Nicht alle übertragen das Spiel

Im Blauen Engel in der Ludwigsburger Innenstadt hat das Team ein paar mehr TV-Geräte für Fußballinteressierte aufgestellt, auf vier größeren Bildschirmen werden die Spiele gezeigt – die mit deutscher Beteiligung auch mit Ton. „Eigentlich ändert sich nichts am alltäglichen Konzept, nur, dass wir die Fernseher haben“, sagt Fabian Lippe.

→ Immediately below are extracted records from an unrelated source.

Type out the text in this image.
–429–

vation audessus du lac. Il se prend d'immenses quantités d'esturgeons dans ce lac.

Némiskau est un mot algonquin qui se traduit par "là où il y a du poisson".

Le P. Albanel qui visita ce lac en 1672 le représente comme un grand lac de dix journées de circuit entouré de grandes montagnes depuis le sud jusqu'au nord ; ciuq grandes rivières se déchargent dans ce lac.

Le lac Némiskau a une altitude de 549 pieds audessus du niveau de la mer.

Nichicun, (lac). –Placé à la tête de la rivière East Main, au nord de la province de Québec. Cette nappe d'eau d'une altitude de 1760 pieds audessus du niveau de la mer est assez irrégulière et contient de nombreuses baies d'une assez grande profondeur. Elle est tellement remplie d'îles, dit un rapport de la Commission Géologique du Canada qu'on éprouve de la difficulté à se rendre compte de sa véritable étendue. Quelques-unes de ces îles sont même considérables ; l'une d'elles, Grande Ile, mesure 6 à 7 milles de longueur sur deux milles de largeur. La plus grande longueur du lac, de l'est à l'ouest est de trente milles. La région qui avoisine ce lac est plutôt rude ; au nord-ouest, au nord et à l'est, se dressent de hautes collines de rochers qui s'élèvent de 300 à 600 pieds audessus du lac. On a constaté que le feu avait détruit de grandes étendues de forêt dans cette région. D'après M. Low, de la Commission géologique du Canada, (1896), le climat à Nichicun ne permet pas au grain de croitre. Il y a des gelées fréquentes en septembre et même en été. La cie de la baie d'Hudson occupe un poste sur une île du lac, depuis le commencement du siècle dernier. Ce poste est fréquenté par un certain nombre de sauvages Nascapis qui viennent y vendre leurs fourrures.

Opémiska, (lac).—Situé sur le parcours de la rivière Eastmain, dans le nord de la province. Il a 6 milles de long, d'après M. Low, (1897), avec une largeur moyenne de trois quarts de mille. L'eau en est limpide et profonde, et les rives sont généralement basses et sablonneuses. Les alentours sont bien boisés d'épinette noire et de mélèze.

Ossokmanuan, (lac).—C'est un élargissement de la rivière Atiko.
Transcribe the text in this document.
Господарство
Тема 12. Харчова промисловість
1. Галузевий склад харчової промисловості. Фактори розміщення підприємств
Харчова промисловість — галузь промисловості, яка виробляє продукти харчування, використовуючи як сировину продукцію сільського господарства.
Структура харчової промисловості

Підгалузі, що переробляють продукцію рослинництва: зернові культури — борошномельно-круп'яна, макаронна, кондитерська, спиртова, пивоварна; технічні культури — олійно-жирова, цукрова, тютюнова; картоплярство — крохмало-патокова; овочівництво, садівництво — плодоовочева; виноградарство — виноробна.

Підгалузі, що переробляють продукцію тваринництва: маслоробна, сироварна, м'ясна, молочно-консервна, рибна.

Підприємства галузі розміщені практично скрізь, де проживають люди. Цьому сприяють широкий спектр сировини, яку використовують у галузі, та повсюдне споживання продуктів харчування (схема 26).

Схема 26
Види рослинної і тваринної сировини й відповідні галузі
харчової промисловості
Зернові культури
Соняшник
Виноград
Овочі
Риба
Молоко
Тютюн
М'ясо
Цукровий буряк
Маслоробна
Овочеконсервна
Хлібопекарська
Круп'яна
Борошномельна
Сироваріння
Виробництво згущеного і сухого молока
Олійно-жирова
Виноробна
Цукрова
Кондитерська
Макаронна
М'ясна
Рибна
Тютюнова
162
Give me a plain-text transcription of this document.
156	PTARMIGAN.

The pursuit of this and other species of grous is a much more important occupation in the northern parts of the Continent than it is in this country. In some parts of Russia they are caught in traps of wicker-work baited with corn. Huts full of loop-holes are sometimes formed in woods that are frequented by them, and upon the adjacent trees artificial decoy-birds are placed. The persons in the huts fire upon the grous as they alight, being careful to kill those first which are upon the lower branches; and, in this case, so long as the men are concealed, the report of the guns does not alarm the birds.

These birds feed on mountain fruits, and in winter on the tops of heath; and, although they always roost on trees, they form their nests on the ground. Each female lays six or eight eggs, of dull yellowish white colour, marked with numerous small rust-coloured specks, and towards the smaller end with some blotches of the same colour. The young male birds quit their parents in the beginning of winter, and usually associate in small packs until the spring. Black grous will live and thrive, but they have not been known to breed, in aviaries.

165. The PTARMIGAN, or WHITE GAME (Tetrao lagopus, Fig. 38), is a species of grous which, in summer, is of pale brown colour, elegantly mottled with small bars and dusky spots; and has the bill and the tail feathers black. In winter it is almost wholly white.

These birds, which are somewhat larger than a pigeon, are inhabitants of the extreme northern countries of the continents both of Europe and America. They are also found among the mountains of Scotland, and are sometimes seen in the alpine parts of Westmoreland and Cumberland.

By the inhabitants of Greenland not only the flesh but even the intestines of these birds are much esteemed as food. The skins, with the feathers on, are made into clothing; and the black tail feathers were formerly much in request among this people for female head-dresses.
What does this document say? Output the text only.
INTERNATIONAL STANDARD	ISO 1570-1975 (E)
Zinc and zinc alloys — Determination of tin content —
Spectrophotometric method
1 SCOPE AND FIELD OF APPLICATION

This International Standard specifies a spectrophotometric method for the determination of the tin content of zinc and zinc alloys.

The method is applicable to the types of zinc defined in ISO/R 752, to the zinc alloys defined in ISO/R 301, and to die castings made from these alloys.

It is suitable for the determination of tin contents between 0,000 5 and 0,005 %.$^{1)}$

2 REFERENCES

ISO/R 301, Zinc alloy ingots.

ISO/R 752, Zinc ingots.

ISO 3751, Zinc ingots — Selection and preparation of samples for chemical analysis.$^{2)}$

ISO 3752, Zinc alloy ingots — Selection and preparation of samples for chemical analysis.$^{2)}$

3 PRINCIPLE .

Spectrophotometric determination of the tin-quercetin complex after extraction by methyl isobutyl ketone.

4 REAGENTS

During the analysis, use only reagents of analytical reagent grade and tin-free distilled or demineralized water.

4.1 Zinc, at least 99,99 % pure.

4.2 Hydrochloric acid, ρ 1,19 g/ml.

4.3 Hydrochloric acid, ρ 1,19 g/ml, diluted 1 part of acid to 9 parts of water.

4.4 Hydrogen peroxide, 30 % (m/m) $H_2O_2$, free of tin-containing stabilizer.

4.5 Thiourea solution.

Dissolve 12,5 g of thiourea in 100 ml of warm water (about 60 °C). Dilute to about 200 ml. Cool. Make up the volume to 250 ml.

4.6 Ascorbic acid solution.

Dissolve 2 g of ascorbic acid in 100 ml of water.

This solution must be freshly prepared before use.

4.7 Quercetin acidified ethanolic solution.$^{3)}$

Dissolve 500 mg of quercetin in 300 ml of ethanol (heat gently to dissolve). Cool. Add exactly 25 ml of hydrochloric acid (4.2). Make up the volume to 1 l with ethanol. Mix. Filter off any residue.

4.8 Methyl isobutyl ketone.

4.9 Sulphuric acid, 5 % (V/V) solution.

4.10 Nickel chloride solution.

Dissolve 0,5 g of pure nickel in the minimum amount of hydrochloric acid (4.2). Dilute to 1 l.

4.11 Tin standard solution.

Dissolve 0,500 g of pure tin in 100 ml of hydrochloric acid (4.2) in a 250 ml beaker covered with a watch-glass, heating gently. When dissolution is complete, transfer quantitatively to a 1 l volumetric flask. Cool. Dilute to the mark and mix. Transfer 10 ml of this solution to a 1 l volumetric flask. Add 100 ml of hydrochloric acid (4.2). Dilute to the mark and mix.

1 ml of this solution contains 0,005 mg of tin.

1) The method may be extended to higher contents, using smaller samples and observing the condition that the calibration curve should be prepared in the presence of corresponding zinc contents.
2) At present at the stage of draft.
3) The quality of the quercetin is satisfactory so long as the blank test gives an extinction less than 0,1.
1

Im Blauen Engel gilt dasselbe wie im Uferstüble: Sind die etwa 160 Plätze belegt, darf niemand mehr rein.

Im Sportcafé Markthalle Ludwigsburg bleibt es dagegen still, hier geht der Betrieb ohnehin erst Anfang August wieder los. Das Bootshaus in Marbach ist zwar offen, das Spiel wird aber nicht übertragen. „Der Aufwand ist für uns momentan zu groß“, erklärt Christof Cherakis vom Bootshaus die Entscheidung.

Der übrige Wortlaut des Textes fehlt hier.